Repairing Stone Work after Winter Salt Damage


An interesting and timely inquiry was forwarded to our Masonry division this past week. The client’s question had to do with a concern about salt damaging their stone pathway.

As it turns out; the client’s snow removal contractor plows and salts the rather large driveway and associated stone path leading to the front door of his commercial building.

The stone path is under ten years old, but the client noticed back in the fall; white chalky marks on the surface of the stone and cracks in the adjacent mortared joints along the pathway;.

In general terms; salt is effective for melting snow and ice above a particular temperature, and is likely the most utilized product for roads, parking lots, and many driveways; as provided by landscapers who offer plowing services, and dedicated snow removal contractors.

Many such snow removal contractors also elect to use a form of ice melting product which is less corrosive , and more pet friendly. Such products are more commonly used for residential applications. Consumers can also purchase such products through home improvement retailers or hardware stores. They certainly represent a better option where stone or bricks are concerned.

Winter salt is a corrosive product that can cause damage to various building materials over a period of time. Many people are aware that it is bad for steel car bodies, but it can also serve to damage mortar, concrete, clay bricks, and some stone products. The keyword being “some” stone products.

Many natural stone materials are not as affected by winter salt as certain softer stone, or cultured stone materials. The fact is; many hard composition, natural stone products weather and function beautifully for decades with little to no maintenance.

Man -made stone is one product as an example, that does not endure as well as say granite rock by comparison, when subjected to winter salt. Other common areas that can be damaged from winter salt over time, include brick or stone piers, found at the edges of driveways, masonry front porch and step areas, and stone or brick facades that meet driveways or walkways (where snow may accumulate).

Where bricks or stone are concerned; simply power washing the surface when weather permits, helps to maintain the product and avoid long term damage. If however; one observes that there are cracks or voids in mortar joints, or shaling of the material surface; repair work should be completed, before more extensive damage occurs.

In the instance of our client’s walkway; where voids and cracks in the mortar joints could be observed; the prescribed repair regimen would include the following:

To chisel out any deficient or void mortar areas to expose the poured cement bed beneath. If no cement bed was installed beneath the stones; they may well have to be lifted, so a proper base could be installed. Doing so; would insure that future potential for cracking would be minimised.

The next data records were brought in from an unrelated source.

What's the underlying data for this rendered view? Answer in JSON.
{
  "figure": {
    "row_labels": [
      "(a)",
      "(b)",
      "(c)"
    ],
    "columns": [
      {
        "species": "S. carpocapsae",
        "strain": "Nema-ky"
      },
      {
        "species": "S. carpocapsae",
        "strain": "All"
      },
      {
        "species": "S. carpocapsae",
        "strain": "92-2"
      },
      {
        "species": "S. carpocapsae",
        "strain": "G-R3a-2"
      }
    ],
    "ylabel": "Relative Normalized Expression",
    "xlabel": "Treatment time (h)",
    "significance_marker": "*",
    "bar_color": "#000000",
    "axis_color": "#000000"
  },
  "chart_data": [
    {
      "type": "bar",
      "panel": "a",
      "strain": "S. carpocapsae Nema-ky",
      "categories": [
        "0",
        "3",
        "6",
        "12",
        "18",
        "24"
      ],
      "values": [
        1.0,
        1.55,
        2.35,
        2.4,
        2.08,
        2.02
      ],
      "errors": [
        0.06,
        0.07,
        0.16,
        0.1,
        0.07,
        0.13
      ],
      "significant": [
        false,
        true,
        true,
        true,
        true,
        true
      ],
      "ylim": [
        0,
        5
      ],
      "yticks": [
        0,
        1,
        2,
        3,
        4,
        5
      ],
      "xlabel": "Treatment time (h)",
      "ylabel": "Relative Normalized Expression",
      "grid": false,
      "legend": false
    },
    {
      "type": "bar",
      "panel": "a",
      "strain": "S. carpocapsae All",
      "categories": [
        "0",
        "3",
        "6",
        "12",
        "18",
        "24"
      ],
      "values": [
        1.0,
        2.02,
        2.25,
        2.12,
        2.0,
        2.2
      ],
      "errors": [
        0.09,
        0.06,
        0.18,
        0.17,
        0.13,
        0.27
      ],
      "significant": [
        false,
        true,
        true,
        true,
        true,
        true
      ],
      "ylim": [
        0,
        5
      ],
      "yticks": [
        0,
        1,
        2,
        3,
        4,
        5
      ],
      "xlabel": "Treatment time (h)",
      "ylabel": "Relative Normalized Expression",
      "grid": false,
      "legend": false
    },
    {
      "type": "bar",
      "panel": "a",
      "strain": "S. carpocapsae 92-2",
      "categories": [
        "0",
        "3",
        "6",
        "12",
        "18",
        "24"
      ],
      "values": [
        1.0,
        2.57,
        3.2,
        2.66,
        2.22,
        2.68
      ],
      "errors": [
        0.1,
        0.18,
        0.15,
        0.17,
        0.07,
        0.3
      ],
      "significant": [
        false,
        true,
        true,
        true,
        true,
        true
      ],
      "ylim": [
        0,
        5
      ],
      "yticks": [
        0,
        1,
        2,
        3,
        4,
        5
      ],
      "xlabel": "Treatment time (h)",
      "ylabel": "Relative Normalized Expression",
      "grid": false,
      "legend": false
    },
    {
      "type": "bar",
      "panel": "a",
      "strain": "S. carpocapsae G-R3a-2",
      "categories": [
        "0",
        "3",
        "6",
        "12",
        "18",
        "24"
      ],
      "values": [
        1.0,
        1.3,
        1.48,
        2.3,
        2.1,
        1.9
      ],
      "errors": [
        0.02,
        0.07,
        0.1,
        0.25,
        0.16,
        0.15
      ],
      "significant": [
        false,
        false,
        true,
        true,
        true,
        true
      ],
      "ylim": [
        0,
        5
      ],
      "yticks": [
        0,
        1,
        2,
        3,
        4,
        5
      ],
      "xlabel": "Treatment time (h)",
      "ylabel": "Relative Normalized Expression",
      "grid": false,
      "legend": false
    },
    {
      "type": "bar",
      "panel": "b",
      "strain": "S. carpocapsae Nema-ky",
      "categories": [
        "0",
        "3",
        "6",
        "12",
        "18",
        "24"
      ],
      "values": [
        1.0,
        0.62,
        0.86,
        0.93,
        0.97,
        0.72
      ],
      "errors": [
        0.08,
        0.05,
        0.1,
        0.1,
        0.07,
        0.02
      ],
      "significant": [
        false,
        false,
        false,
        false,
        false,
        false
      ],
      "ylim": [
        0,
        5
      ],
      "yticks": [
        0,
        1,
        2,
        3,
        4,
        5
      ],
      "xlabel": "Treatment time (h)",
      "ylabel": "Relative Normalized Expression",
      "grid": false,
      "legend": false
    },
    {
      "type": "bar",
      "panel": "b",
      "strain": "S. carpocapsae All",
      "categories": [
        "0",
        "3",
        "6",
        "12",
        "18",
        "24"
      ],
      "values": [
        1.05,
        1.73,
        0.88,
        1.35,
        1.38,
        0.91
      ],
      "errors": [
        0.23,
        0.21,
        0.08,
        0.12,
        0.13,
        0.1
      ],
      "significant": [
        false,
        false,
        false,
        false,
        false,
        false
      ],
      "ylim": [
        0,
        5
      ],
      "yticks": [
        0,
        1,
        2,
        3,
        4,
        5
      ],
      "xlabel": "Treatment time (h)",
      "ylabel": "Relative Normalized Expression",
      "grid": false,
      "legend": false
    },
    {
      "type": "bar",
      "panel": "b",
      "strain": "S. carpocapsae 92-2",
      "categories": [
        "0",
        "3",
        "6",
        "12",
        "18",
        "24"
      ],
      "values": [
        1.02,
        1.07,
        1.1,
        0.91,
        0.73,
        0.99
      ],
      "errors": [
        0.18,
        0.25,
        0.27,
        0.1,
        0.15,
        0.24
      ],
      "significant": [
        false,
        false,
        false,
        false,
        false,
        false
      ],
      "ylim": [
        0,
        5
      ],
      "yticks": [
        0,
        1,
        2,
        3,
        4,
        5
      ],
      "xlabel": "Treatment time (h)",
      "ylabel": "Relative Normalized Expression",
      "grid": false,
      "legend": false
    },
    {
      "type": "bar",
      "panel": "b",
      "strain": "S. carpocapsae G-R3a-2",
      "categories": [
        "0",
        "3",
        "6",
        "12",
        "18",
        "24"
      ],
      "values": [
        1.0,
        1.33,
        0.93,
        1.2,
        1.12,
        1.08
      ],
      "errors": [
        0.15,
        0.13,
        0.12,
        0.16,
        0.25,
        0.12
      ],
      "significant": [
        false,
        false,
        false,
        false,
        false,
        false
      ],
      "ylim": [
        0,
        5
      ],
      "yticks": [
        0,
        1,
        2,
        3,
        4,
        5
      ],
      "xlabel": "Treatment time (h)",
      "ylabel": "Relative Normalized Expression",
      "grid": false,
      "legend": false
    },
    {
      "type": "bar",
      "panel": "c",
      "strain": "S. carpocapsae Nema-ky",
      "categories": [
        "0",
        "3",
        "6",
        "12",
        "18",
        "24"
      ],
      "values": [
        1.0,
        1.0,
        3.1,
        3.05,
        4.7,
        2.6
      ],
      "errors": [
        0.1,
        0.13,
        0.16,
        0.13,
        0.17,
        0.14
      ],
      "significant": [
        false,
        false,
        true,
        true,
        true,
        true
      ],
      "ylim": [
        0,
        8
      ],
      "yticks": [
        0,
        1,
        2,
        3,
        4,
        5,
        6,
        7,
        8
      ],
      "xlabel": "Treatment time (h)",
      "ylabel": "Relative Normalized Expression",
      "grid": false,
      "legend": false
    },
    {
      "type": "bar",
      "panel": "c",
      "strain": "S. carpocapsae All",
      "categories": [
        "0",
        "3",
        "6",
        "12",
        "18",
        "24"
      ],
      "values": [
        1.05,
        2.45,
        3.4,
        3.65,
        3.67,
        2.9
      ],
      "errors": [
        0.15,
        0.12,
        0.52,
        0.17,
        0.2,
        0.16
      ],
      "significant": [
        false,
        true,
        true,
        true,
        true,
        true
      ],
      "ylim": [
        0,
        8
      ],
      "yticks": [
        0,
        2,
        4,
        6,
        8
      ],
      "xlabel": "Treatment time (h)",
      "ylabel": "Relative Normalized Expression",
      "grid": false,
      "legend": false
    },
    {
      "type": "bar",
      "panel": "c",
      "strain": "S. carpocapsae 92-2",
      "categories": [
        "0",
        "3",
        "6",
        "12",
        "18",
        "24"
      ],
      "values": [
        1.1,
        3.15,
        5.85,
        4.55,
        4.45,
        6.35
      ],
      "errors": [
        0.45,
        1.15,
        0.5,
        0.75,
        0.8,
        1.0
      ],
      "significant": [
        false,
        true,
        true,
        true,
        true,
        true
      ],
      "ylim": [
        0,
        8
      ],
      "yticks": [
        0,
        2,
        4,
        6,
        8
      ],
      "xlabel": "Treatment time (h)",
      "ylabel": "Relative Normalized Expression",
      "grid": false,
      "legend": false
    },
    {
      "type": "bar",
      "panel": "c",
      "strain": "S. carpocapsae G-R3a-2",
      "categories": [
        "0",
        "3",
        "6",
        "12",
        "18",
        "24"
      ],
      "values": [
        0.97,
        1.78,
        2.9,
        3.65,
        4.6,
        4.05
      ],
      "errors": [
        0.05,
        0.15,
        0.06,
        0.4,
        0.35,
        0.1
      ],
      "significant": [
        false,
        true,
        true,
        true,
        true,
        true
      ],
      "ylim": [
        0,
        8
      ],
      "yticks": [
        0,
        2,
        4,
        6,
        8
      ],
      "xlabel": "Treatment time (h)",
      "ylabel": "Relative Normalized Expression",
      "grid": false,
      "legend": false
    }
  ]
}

A proper base would consist of a finely crushed aggregate material being compacted to a minimum of six inches. In the case of a fully adhered stone pathway; a two inch bed of concrete mortar would be screeted in manageable sections beneath where the stones would be placed. Stone would be dry placed and or chiseled to make connecting pieces or edging details, prior to laying the base cement layer.

Once the walkway had been laid with stone in a progressive manner; and allowed to set; finish cement mortar could be applied between the joints. A liquid bonding agent would be applied between the joints before installing the joint mortar. In a progressive manner; the joints between stones would have the mortar piped into the joint, and then tooled to a neat uniform finish.

Once cured and dry; a masonry sealer could be applied to highlight the colours within the stone, and to provide a weather resistant finish.

If the bed beneath the stone was found to be in good order; simply removing the damaged joints and effectively tuck-pointing the deficient joints would suffice,. It would also represent a considerably less costly job.

That is why having a quality installation in the first place, insures that such a walkway will endure for many decades to come.

To summarize; natural stone is a great option in terms of appearance and long term durability. The appearance of stone, depending on colour selection,how it is cut, and the form in which it is laid; can compliment any type of architecture from traditional to contemporary, to modern designs.

Done well; a finished stone walkway, patio, or accent stonework applied to a home’s exterior; promotes the notion of quality and craftsmanship. Stone can be price competitive with many other exterior finish products; particularly when factoring the durability and maintenance over decades.